إِذْ تَلَقَّوْنَهُ بِأَلْسِنَتِكُمْ وَتَقُولُونَ
بِأَفْوَاهِكُم مَّالَيْسَ لَكُم بِهِ عِلْمٌ وَتَحْسَبُونَهُ هَيِّنًا وَهُوَ عِندَ
اللهِ عَظِيمٌ
(Ingatlah) di waktu kamu menerima berita bohong
itu dari mulut ke mulut dan kamu katakan dengan mulutmu apa yang tidak kamu
ketahui sedikit juga, dan kamu menganggapnya suatu yang ringan saja.Padahal dia
pada sisi Allah adalah besar. (QS. 24:15)

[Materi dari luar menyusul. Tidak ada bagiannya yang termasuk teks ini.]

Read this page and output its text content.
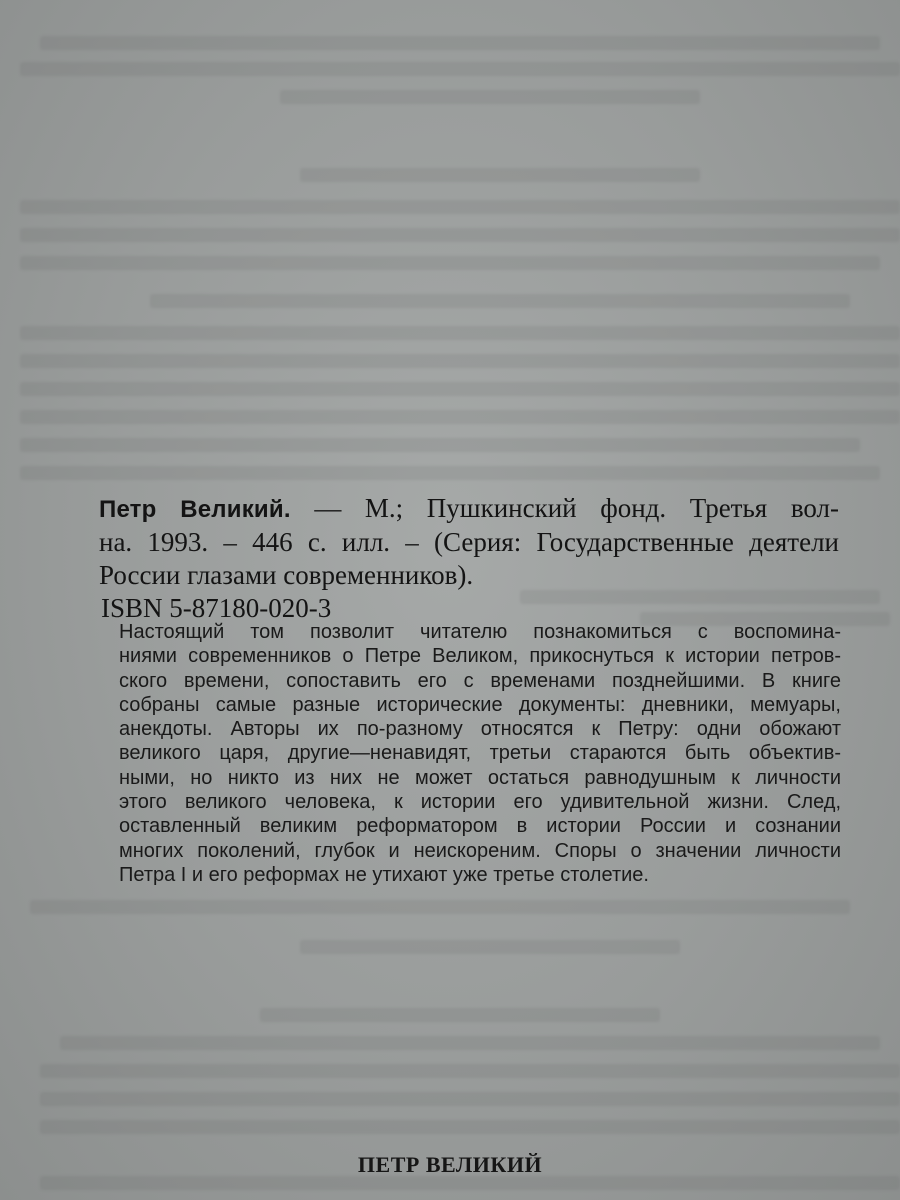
Петр Великий. — М.; Пушкинский фонд. Третья вол-
на. 1993. – 446 с. илл. – (Серия: Государственные деятели
России глазами современников).
ISBN 5-87180-020-3
Настоящий том позволит читателю познакомиться с воспомина-
ниями современников о Петре Великом, прикоснуться к истории петров-
ского времени, сопоставить его с временами позднейшими. В книге
собраны самые разные исторические документы: дневники, мемуары,
анекдоты. Авторы их по-разному относятся к Петру: одни обожают
великого царя, другие—ненавидят, третьи стараются быть объектив-
ными, но никто из них не может остаться равнодушным к личности
этого великого человека, к истории его удивительной жизни. След,
оставленный великим реформатором в истории России и сознании
многих поколений, глубок и неискореним. Споры о значении личности
Петра I и его реформах не утихают уже третье столетие.
ПЕТР ВЕЛИКИЙ
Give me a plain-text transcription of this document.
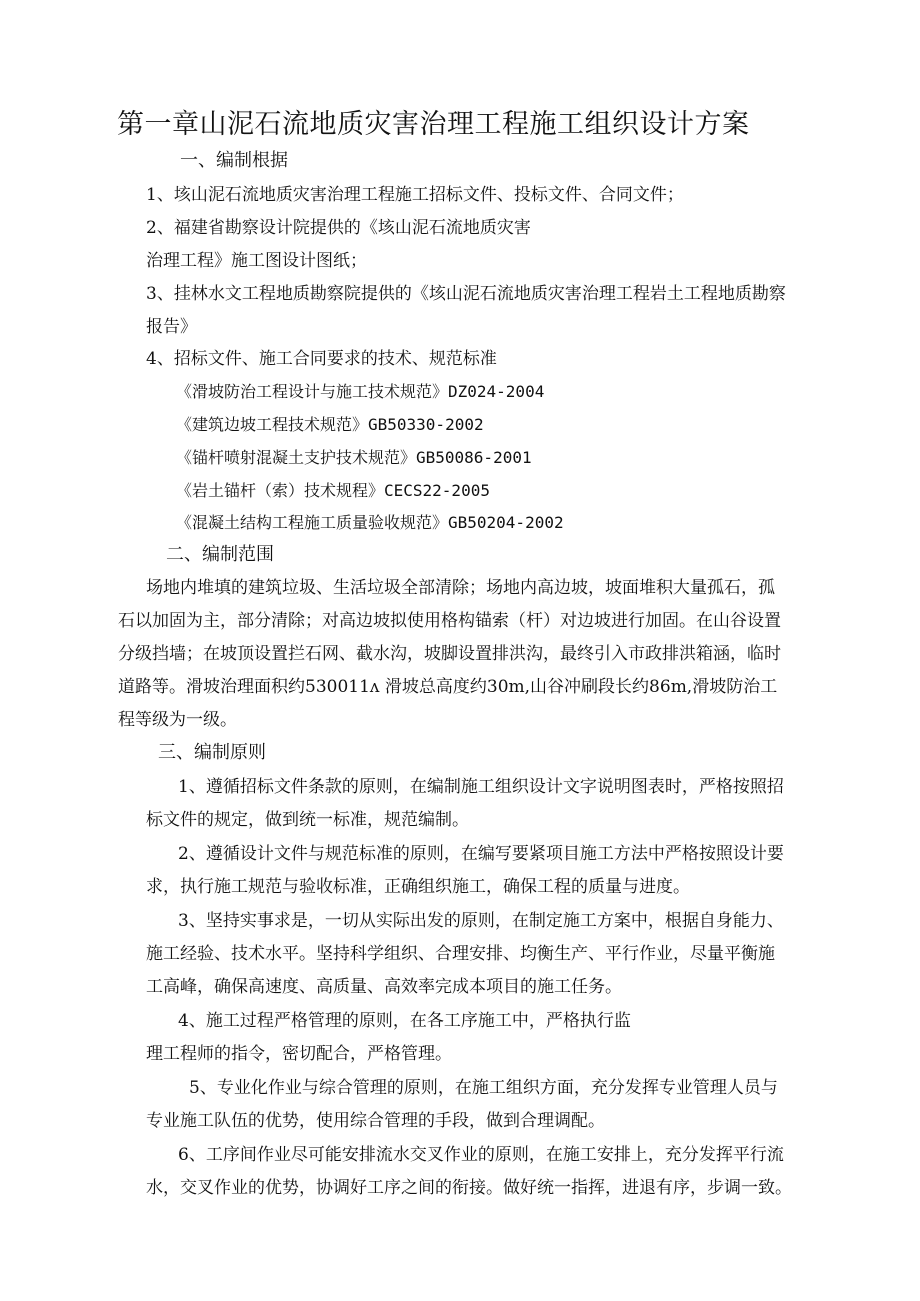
第一章山泥石流地质灾害治理工程施工组织设计方案
一、编制根据
1、垓山泥石流地质灾害治理工程施工招标文件、投标文件、合同文件；
2、福建省勘察设计院提供的《垓山泥石流地质灾害
治理工程》施工图设计图纸；
3、挂林水文工程地质勘察院提供的《垓山泥石流地质灾害治理工程岩土工程地质勘察
报告》
4、招标文件、施工合同要求的技术、规范标准
《滑坡防治工程设计与施工技术规范》DZ024-2004
《建筑边坡工程技术规范》GB50330-2002
《锚杆喷射混凝土支护技术规范》GB50086-2001
《岩土锚杆（索）技术规程》CECS22-2005
《混凝土结构工程施工质量验收规范》GB50204-2002
二、编制范围
场地内堆填的建筑垃圾、生活垃圾全部清除；场地内高边坡，坡面堆积大量孤石，孤
石以加固为主，部分清除；对高边坡拟使用格构锚索（杆）对边坡进行加固。在山谷设置
分级挡墙；在坡顶设置拦石网、截水沟，坡脚设置排洪沟，最终引入市政排洪箱涵，临时
道路等。滑坡治理面积约530011ʌ 滑坡总高度约30m,山谷冲刷段长约86m,滑坡防治工
程等级为一级。
三、编制原则
1、遵循招标文件条款的原则，在编制施工组织设计文字说明图表时，严格按照招
标文件的规定，做到统一标准，规范编制。
2、遵循设计文件与规范标准的原则，在编写要紧项目施工方法中严格按照设计要
求，执行施工规范与验收标准，正确组织施工，确保工程的质量与进度。
3、坚持实事求是，一切从实际出发的原则，在制定施工方案中，根据自身能力、
施工经验、技术水平。坚持科学组织、合理安排、均衡生产、平行作业，尽量平衡施
工高峰，确保高速度、高质量、高效率完成本项目的施工任务。
4、施工过程严格管理的原则，在各工序施工中，严格执行监
理工程师的指令，密切配合，严格管理。
5、专业化作业与综合管理的原则，在施工组织方面，充分发挥专业管理人员与
专业施工队伍的优势，使用综合管理的手段，做到合理调配。
6、工序间作业尽可能安排流水交叉作业的原则，在施工安排上，充分发挥平行流
水，交叉作业的优势，协调好工序之间的衔接。做好统一指挥，进退有序，步调一致。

Dan ingat jugalah peringatan Allah terhadap konsekuensi
terhadap kata-kata yang kita ucapkan, terhadap status yang kita share
dihadapan Allah swt. “Tidak ada satu
kata yang diucapkannya, melainkan ada di sisinya malaikat pengawas yang selalu
siap (mencatat) (QS. Qâf:18).
Di awal 2017 ini semoga kita
semakin dewasa dalam menerima dan membagi berita. Dari manapun sumbernya yang
benar katakan benar, yang salah katakana salah. Semoga Allah selalu menunjuki
kita kebenaran dan mampu mengikutinya dan menunjukan kita kebatilan dan mampu
kita untuk menghindarinya.
[1] Buzzer adalah sosok, pihak atau
pekerja dalam dunia tekhnologi komunikasi internet-digital yang dibayar oleh
subyek atau agen-agen politik untuk mempopulerkan program dan pencitraan demi
memenangkan kompetisi. Mereka memiliki keterampilan komunikatif tertentu dengan
beragam isi dan gaya bahasa; seperti makian, lucu, iba, optimistis bahkan
dengan berita-berita hoax (berita bohong) biasanya di sertakan juga gambar,
video, foto meme berbagai macam (Tommy F Awuy).